Torniamo ai ragazzi.
A metà dicembre, di notte,
furono divelti o ruotati in direzione opposta o addirittura asportati
decine di segnali stradali che le singole unità militari avevano piazzato lungo
la rotabile, per guidare gli autisti verso gli accantonamenti.
Gli
efficientissimi M.P. (Military Police) dell’Ottava Armata, il cappellone rosso,
i bracciali da friggitore di pesce, il cinturone, le ghette e la fondina del
pistolone a tamburo immacolati per la biacca, impiegarono mezza giornata a rimettere ogni cosa in
ordine. Nel frattempo interrogavano con
britannica burbanza i civili, che subito scantonavano, su chi mai avesse osato
l’inaudito affronto ai liberatori.
Il già
citato Signor Governatore A.M.G., un irlandese di pelo rosso, cattolico,
apostolico romano, ogni mattina alle sette, assisteva alla messa celebrata soltanto
per lui. Se ne stava impalato sull’attenti per tutta la funzione presso un
inginocchiatoio di bel legno intarsiato, scelto per lui, con i piedoni piantati
su un tappeto rosso, premura riconoscente delle suorine dell’asilo, col
cappello tenuto elegantemente sotto l’ascella sinistra.
Lo smacco
dei segnali era grande, ma la conseguente angoscia ancor maggiore perché rischiava di
essere restituito a un’unità combattente, o addirittura di essere sbattuto in
Grecia.
Dopo la
messa si auto recluse nel suo pensatoio confidando nel Dio degli Eserciti e in
San Patrizio. Narrano che l’operoso travaglio della sua mente durò quasi due
giorni, in assoluto digiuno e clausura.
Quando ne
uscì, aveva partorito, da qual grande stratega e lucido politico che era, una
soluzione geniale, anche se non infrequente nei comandi britannici: se la
sbrigassero gli italiani.
Non si trovò
nessuno, Italiani compresi, al quale non balzassero in luminosa evidenza i
vantaggi strategici, ma anche tattici, di una tale linea di condotta.
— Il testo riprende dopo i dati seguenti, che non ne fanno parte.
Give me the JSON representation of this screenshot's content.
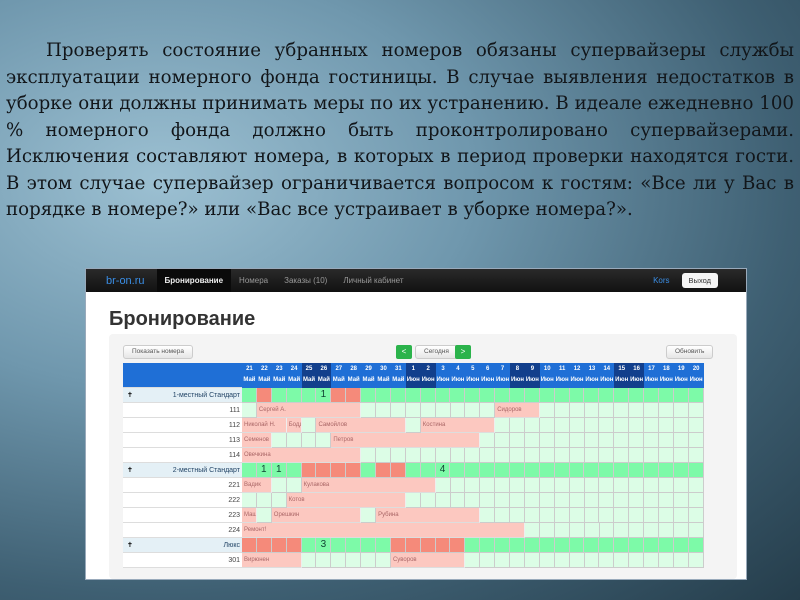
{
  "slide": {
    "paragraph": "Проверять состояние убранных номеров обязаны супервайзеры службы эксплуатации номерного фонда гостиницы. В случае выявления недостатков в уборке они должны принимать меры по их устранению. В идеале ежедневно 100 % номерного фонда должно быть проконтролировано супервайзерами. Исключения составляют номера, в которых в период проверки находятся гости. В этом случае супервайзер ограничивается вопросом к гостям: «Все ли у Вас в порядке в номере?» или «Вас все устраивает в уборке номера?»."
  },
  "app": {
    "brand": "br-on.ru",
    "nav": [
      "Бронирование",
      "Номера",
      "Заказы (10)",
      "Личный кабинет"
    ],
    "user": "Kors",
    "logout": "Выход",
    "title": "Бронирование",
    "show_rooms": "Показать номера",
    "prev": "<",
    "today": "Сегодня",
    "next": ">",
    "refresh": "Обновить",
    "days": [
      {
        "n": "21",
        "m": "Май"
      },
      {
        "n": "22",
        "m": "Май"
      },
      {
        "n": "23",
        "m": "Май"
      },
      {
        "n": "24",
        "m": "Май"
      },
      {
        "n": "25",
        "m": "Май",
        "we": true
      },
      {
        "n": "26",
        "m": "Май",
        "we": true
      },
      {
        "n": "27",
        "m": "Май"
      },
      {
        "n": "28",
        "m": "Май"
      },
      {
        "n": "29",
        "m": "Май"
      },
      {
        "n": "30",
        "m": "Май"
      },
      {
        "n": "31",
        "m": "Май"
      },
      {
        "n": "1",
        "m": "Июн",
        "we": true
      },
      {
        "n": "2",
        "m": "Июн",
        "we": true
      },
      {
        "n": "3",
        "m": "Июн"
      },
      {
        "n": "4",
        "m": "Июн"
      },
      {
        "n": "5",
        "m": "Июн"
      },
      {
        "n": "6",
        "m": "Июн"
      },
      {
        "n": "7",
        "m": "Июн"
      },
      {
        "n": "8",
        "m": "Июн",
        "we": true
      },
      {
        "n": "9",
        "m": "Июн",
        "we": true
      },
      {
        "n": "10",
        "m": "Июн"
      },
      {
        "n": "11",
        "m": "Июн"
      },
      {
        "n": "12",
        "m": "Июн"
      },
      {
        "n": "13",
        "m": "Июн"
      },
      {
        "n": "14",
        "m": "Июн"
      },
      {
        "n": "15",
        "m": "Июн",
        "we": true
      },
      {
        "n": "16",
        "m": "Июн",
        "we": true
      },
      {
        "n": "17",
        "m": "Июн"
      },
      {
        "n": "18",
        "m": "Июн"
      },
      {
        "n": "19",
        "m": "Июн"
      },
      {
        "n": "20",
        "m": "Июн"
      }
    ],
    "rows": [
      {
        "type": "cat",
        "label": "1-местный Стандарт",
        "cells": "grgggGrrggggggggggggggggggggggg",
        "nums": {
          "5": "1"
        }
      },
      {
        "type": "room",
        "label": "111",
        "bookings": [
          {
            "s": 1,
            "e": 7,
            "name": "Сергей А."
          },
          {
            "s": 17,
            "e": 19,
            "name": "Сидоров"
          }
        ]
      },
      {
        "type": "room",
        "label": "112",
        "bookings": [
          {
            "s": 0,
            "e": 2,
            "name": "Николай Н."
          },
          {
            "s": 3,
            "e": 3,
            "name": "Бодд"
          },
          {
            "s": 5,
            "e": 10,
            "name": "Самойлов"
          },
          {
            "s": 12,
            "e": 16,
            "name": "Костина"
          }
        ]
      },
      {
        "type": "room",
        "label": "113",
        "bookings": [
          {
            "s": 0,
            "e": 1,
            "name": "Семенов"
          },
          {
            "s": 6,
            "e": 15,
            "name": "Петров"
          }
        ]
      },
      {
        "type": "room",
        "label": "114",
        "bookings": [
          {
            "s": 0,
            "e": 7,
            "name": "Овечкина"
          }
        ]
      },
      {
        "type": "cat",
        "label": "2-местный Стандарт",
        "cells": "ggggrrrrgrrgggggggggggggggggggg",
        "nums": {
          "1": "1",
          "2": "1",
          "13": "4"
        }
      },
      {
        "type": "room",
        "label": "221",
        "bookings": [
          {
            "s": 0,
            "e": 1,
            "name": "Вадик"
          },
          {
            "s": 4,
            "e": 12,
            "name": "Кулакова"
          }
        ]
      },
      {
        "type": "room",
        "label": "222",
        "bookings": [
          {
            "s": 3,
            "e": 10,
            "name": "Котов"
          }
        ]
      },
      {
        "type": "room",
        "label": "223",
        "bookings": [
          {
            "s": 0,
            "e": 0,
            "name": "Маш"
          },
          {
            "s": 2,
            "e": 7,
            "name": "Орешкин"
          },
          {
            "s": 9,
            "e": 15,
            "name": "Рубина"
          }
        ]
      },
      {
        "type": "room",
        "label": "224",
        "bookings": [
          {
            "s": 0,
            "e": 18,
            "name": "Ремонт!"
          }
        ]
      },
      {
        "type": "cat",
        "label": "Люкс",
        "cells": "rrrrggggggrrrrrgggggggggggggggg",
        "nums": {
          "5": "3"
        }
      },
      {
        "type": "room",
        "label": "301",
        "bookings": [
          {
            "s": 0,
            "e": 3,
            "name": "Вирюнен"
          },
          {
            "s": 10,
            "e": 14,
            "name": "Суворов"
          }
        ]
      }
    ]
  },
  "colors": {
    "free": "#dcfde6",
    "available": "#7dfaa8",
    "full": "#f58a7a",
    "booked": "#fcc8c0",
    "header": "#1f6fd6"
  }
}
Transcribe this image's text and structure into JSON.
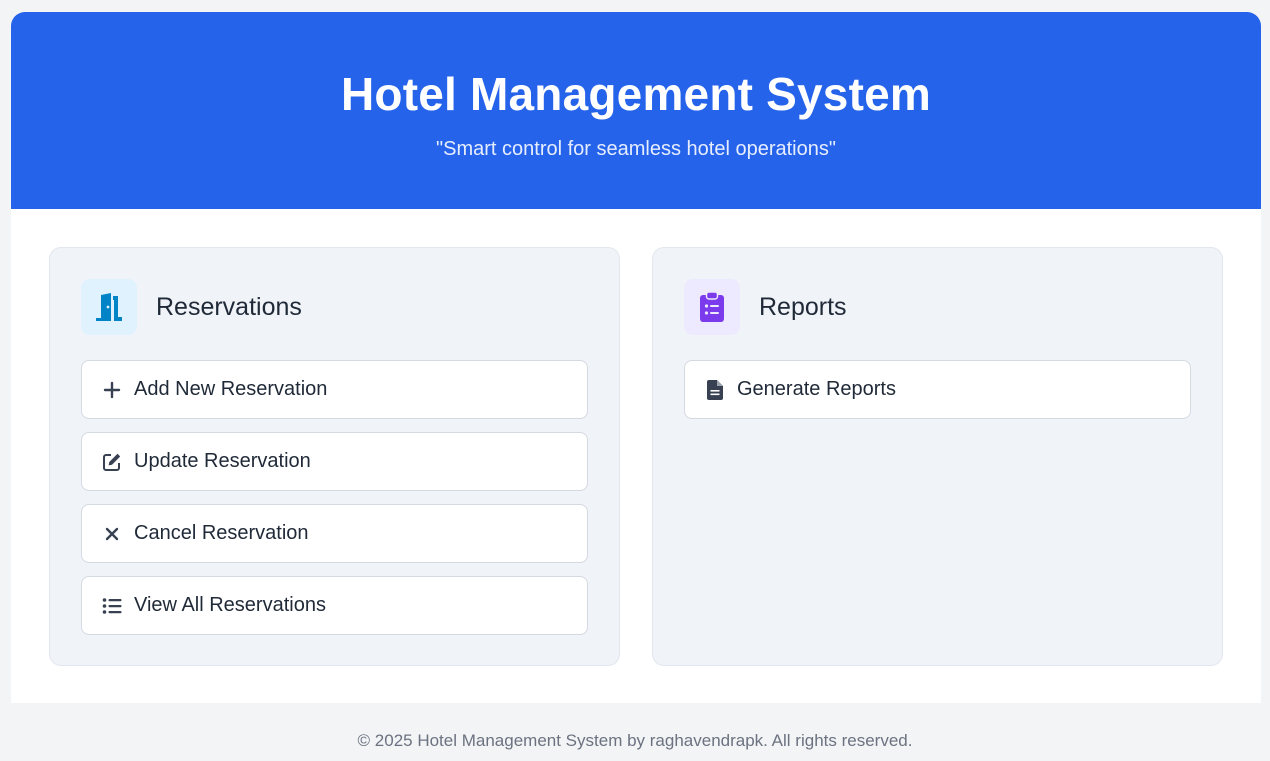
{
  "header": {
    "title": "Hotel Management System",
    "subtitle": "\"Smart control for seamless hotel operations\""
  },
  "reservations": {
    "title": "Reservations",
    "icon": "door-open-icon",
    "accent": "#0284c7",
    "actions": [
      {
        "label": "Add New Reservation",
        "icon": "plus-icon"
      },
      {
        "label": "Update Reservation",
        "icon": "edit-icon"
      },
      {
        "label": "Cancel Reservation",
        "icon": "close-icon"
      },
      {
        "label": "View All Reservations",
        "icon": "list-icon"
      }
    ]
  },
  "reports": {
    "title": "Reports",
    "icon": "clipboard-list-icon",
    "accent": "#7c3aed",
    "actions": [
      {
        "label": "Generate Reports",
        "icon": "file-icon"
      }
    ]
  },
  "footer": {
    "text": "© 2025 Hotel Management System by raghavendrapk. All rights reserved."
  },
  "colors": {
    "header_bg": "#2563eb",
    "card_bg": "#f0f3f8",
    "page_bg": "#f3f4f6"
  }
}
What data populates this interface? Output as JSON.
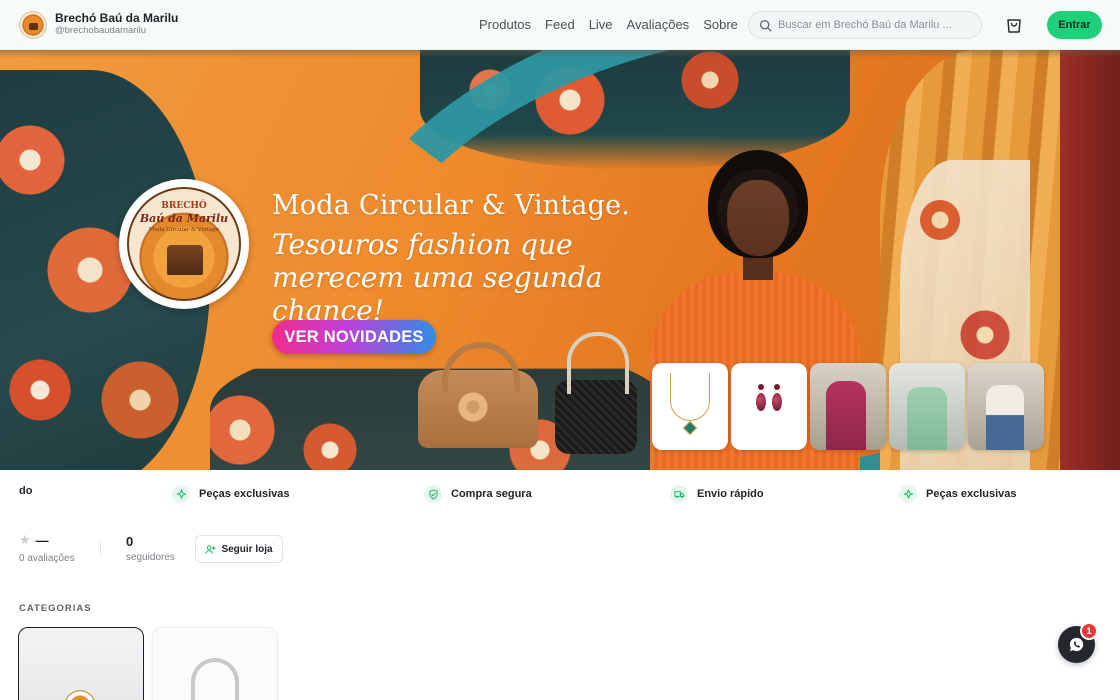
{
  "brand": {
    "name": "Brechó Baú da Marilu",
    "handle": "@brechobaudamarilu",
    "logo_icon": "brand-logo-icon"
  },
  "nav": {
    "items": [
      {
        "label": "Produtos"
      },
      {
        "label": "Feed"
      },
      {
        "label": "Live"
      },
      {
        "label": "Avaliações"
      },
      {
        "label": "Sobre"
      }
    ]
  },
  "search": {
    "placeholder": "Buscar em Brechó Baú da Marilu ...",
    "icon": "search-icon"
  },
  "header": {
    "cart_icon": "cart-icon",
    "login_label": "Entrar",
    "login_color": "#1ed07a"
  },
  "banner": {
    "headline": "Moda Circular & Vintage.",
    "subheadline": "Tesouros fashion que merecem uma segunda chance!",
    "cta_label": "VER NOVIDADES",
    "logo_text_top": "BRECHÓ",
    "logo_text_main": "Baú da Marilu",
    "logo_text_sub": "Moda Circular & Vintage"
  },
  "features": {
    "items": [
      {
        "label": "do",
        "icon": ""
      },
      {
        "label": "Peças exclusivas",
        "icon": "sparkles-icon"
      },
      {
        "label": "Compra segura",
        "icon": "shield-check-icon"
      },
      {
        "label": "Envio rápido",
        "icon": "truck-icon"
      },
      {
        "label": "Peças exclusivas",
        "icon": "sparkles-icon"
      }
    ]
  },
  "stats": {
    "rating_value": "—",
    "rating_label": "0 avaliações",
    "followers_value": "0",
    "followers_label": "seguidores",
    "follow_label": "Seguir loja"
  },
  "categories": {
    "title": "CATEGORIAS"
  },
  "chat": {
    "icon": "whatsapp-icon",
    "badge_count": "1"
  }
}
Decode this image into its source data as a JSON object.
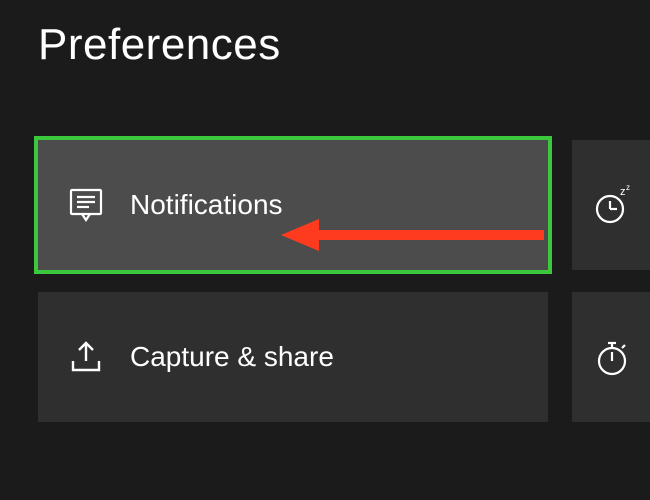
{
  "page": {
    "title": "Preferences"
  },
  "tiles": {
    "notifications": {
      "label": "Notifications"
    },
    "capture_share": {
      "label": "Capture & share"
    }
  },
  "annotation": {
    "arrow_color": "#ff3b1f"
  }
}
In primo
luogo, l’Ottava Armata non sarebbe stata coinvolta in questioni di bassa cucina.
In secondo
luogo non avrebbe rischiato la vita dei propri uomini nell’imminenza del balzo
finale verso la vittoria.
Infine,
l’Ottava Armata non avrebbe rimediata un’altra figuraccia dopo quelle sui colli
di Rimini dove aveva perduto quasi tutti i suoi tanks.
Congratulatosi
con se stesso, ringraziato Dio suo protettore e San Patrizio suo compatriota,
convocò i “nativi” fedeli alla nobile causa degli Alleati ai quali tenne il
discorsetto che qui riporto senza nulla cambiare o aggiungere di mio.
«I
fascisti-partigiani» disse proprio così
nel suo fluente italiano «autori del sabotaggio, devono essere identificati e
consegnati agli M.P. Affido a voi questo compito. A voi che combattete al
nostro fianco il nazifascismo, per la libertà di tutti i popoli».
Ciò detto
salutò con modico impegno, toccando appena la visiera con l’estremità del frustino
e se ne andò tra un fragoroso battere di albionici tacchi e italiche riverenze.
Il popolo della neonata Italia democratica che in un passato non remoto si era
generosamente mobilitato contro le Sanzioni, per donare l’oro alla Patria,
nella campagna “Taci, il nemico ti ascolta”, per smascherare i “disfattisti”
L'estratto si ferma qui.